Bovendien verfijnde Koch technieken voor het voorbereiden van bacteriën voor het bekijken van een microscoop. Hij ontwikkelde glazen objectglaasjes en dekglaasjes, evenals methoden voor het fixeren en kleuren van bacteriën met kleurstoffen om de zichtbaarheid te verbeteren. Hij ontwikkelde ook technieken voor het gebruik van stoomsterilisatie en methoden voor het fotograferen van (microfotografie) bacteriën en andere microben.

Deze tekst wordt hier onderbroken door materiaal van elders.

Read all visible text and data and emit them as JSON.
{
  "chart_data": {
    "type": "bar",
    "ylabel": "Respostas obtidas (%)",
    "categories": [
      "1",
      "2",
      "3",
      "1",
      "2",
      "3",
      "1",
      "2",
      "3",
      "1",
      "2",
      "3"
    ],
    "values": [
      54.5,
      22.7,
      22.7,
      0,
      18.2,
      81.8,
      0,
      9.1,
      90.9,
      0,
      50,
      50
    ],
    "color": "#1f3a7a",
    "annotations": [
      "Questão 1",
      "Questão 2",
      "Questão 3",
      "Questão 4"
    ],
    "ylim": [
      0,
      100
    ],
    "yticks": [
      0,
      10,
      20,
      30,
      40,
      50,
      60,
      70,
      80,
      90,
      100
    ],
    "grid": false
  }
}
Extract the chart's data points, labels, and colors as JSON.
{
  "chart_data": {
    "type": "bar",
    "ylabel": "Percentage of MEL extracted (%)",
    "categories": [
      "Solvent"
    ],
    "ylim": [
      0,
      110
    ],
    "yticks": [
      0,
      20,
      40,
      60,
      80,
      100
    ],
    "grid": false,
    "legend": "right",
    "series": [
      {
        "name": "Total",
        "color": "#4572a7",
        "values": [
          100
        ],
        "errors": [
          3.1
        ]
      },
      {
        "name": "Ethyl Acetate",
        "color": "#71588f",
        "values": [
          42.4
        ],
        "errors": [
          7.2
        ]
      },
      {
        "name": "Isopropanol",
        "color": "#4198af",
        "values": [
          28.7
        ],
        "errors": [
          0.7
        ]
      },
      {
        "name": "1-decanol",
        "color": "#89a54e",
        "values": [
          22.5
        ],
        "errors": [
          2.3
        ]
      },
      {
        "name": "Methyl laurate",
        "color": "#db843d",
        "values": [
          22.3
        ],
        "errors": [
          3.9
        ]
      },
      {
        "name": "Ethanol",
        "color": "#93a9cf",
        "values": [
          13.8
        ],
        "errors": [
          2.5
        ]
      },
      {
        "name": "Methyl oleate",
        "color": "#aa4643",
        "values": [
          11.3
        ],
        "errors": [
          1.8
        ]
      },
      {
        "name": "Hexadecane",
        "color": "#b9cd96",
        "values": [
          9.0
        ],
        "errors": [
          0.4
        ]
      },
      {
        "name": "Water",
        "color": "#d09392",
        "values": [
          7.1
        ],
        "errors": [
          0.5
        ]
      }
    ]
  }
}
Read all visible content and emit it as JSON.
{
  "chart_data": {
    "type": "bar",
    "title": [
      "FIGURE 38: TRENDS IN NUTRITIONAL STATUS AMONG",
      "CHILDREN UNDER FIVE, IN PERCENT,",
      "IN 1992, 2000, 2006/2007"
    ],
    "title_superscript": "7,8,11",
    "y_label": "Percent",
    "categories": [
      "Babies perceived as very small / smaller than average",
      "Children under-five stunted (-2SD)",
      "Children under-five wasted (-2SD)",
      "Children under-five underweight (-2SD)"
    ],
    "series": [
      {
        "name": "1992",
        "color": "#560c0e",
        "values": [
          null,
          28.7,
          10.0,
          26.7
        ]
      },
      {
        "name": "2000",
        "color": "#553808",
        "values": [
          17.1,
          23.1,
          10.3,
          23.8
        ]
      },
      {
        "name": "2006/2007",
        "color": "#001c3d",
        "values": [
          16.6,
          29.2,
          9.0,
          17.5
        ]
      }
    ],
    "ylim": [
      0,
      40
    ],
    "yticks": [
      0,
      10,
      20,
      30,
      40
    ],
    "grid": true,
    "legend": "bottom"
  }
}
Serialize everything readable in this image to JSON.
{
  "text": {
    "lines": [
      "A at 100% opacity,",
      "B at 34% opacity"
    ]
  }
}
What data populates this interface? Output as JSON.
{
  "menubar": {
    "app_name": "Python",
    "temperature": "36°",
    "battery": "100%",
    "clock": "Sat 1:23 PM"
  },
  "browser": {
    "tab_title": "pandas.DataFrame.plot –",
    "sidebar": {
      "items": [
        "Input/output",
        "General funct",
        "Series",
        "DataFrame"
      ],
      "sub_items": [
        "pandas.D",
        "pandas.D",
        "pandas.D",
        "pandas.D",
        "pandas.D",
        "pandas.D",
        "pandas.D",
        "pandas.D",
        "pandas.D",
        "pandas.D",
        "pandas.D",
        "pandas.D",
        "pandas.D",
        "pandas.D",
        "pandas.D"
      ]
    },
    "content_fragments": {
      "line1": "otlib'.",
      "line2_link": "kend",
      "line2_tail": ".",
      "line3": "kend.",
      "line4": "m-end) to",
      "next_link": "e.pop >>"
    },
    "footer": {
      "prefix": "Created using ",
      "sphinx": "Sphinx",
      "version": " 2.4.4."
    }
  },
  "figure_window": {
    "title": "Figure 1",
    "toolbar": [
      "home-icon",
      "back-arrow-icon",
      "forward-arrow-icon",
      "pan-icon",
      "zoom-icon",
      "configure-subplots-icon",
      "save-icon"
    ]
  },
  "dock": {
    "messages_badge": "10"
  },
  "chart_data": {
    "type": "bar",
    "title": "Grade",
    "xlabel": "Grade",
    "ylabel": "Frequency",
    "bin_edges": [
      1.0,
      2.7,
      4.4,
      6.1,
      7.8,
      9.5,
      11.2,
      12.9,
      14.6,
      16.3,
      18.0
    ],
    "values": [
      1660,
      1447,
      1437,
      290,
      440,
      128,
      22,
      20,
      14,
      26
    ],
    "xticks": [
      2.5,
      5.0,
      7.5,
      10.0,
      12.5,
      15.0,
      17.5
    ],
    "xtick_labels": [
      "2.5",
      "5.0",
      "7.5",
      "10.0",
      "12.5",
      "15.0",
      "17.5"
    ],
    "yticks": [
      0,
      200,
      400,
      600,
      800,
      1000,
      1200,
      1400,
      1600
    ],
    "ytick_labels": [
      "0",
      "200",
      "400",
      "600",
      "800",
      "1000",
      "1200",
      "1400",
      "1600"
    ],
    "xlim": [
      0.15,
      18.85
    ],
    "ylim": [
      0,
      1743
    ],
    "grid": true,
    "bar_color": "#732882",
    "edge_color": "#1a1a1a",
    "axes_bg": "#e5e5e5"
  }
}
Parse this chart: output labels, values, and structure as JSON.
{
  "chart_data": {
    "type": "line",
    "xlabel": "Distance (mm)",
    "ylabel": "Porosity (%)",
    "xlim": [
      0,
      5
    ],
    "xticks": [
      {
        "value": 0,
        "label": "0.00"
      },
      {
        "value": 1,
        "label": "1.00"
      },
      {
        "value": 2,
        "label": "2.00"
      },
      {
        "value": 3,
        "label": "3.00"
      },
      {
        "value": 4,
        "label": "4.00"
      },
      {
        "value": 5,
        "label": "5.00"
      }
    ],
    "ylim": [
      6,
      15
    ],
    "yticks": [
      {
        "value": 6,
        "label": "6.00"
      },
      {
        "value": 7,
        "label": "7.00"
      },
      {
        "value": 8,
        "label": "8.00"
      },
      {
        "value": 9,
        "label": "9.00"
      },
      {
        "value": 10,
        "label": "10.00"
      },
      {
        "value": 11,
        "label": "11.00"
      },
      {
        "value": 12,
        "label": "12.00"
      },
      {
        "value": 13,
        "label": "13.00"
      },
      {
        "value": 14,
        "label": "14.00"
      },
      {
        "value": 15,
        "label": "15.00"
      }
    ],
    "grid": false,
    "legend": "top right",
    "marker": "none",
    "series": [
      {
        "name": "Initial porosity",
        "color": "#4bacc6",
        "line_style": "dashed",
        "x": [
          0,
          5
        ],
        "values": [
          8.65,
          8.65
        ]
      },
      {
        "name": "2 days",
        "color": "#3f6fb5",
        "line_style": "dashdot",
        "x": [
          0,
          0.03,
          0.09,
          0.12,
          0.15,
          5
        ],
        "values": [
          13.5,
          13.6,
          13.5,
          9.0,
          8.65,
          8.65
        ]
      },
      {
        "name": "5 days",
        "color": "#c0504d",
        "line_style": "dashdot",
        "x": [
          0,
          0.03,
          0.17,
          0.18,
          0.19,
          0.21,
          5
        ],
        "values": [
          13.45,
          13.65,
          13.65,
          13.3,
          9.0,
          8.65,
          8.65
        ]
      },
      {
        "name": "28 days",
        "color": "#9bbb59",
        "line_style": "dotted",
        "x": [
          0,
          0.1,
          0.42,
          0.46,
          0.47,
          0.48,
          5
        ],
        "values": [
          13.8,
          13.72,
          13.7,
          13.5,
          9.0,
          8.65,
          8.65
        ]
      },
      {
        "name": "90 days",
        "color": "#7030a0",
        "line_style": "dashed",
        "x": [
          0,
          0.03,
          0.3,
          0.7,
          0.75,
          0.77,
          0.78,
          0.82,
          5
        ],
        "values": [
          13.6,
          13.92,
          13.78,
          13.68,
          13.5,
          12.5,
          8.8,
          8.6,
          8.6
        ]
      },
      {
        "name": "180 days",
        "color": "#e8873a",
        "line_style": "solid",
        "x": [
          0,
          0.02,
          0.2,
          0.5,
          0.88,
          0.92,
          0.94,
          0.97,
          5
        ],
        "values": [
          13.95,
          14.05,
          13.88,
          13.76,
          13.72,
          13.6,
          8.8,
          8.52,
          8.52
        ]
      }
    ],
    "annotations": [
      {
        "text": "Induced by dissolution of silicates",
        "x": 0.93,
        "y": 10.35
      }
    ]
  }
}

Koch gepubliceerd Onderzoek naar de etiologie van traumatische infectieziekten in 1877. Daarin schetste hij procedures voor het verkrijgen van zuivere culturen en bacterie-isolatiemethoden. Koch ontwikkelde ook richtlijnen of postulaten om te bepalen dat een bepaalde ziekte te wijten is aan een specifieke microbe. Deze postulaten zijn ontwikkeld tijdens Koch's studie van miltvuur en schetsten vier basisprincipes die van toepassing zijn bij het vaststellen van de veroorzaker van een infectieziekte:
Tegen 1881 had Koch zijn zinnen gezet op het identificeren van de microbe die verantwoordelijk was voor het veroorzaken van de dodelijke ziekte tuberculose. Terwijl andere onderzoekers hadden kunnen aantonen dat tuberculose werd veroorzaakt door een micro-organisme, had niemand de microbe kunnen kleuren of identificeren. Met behulp van gemodificeerde kleuringstechnieken kon Koch de verantwoordelijke bacteriën isoleren en identificeren: Mycobacterium tuberculosis.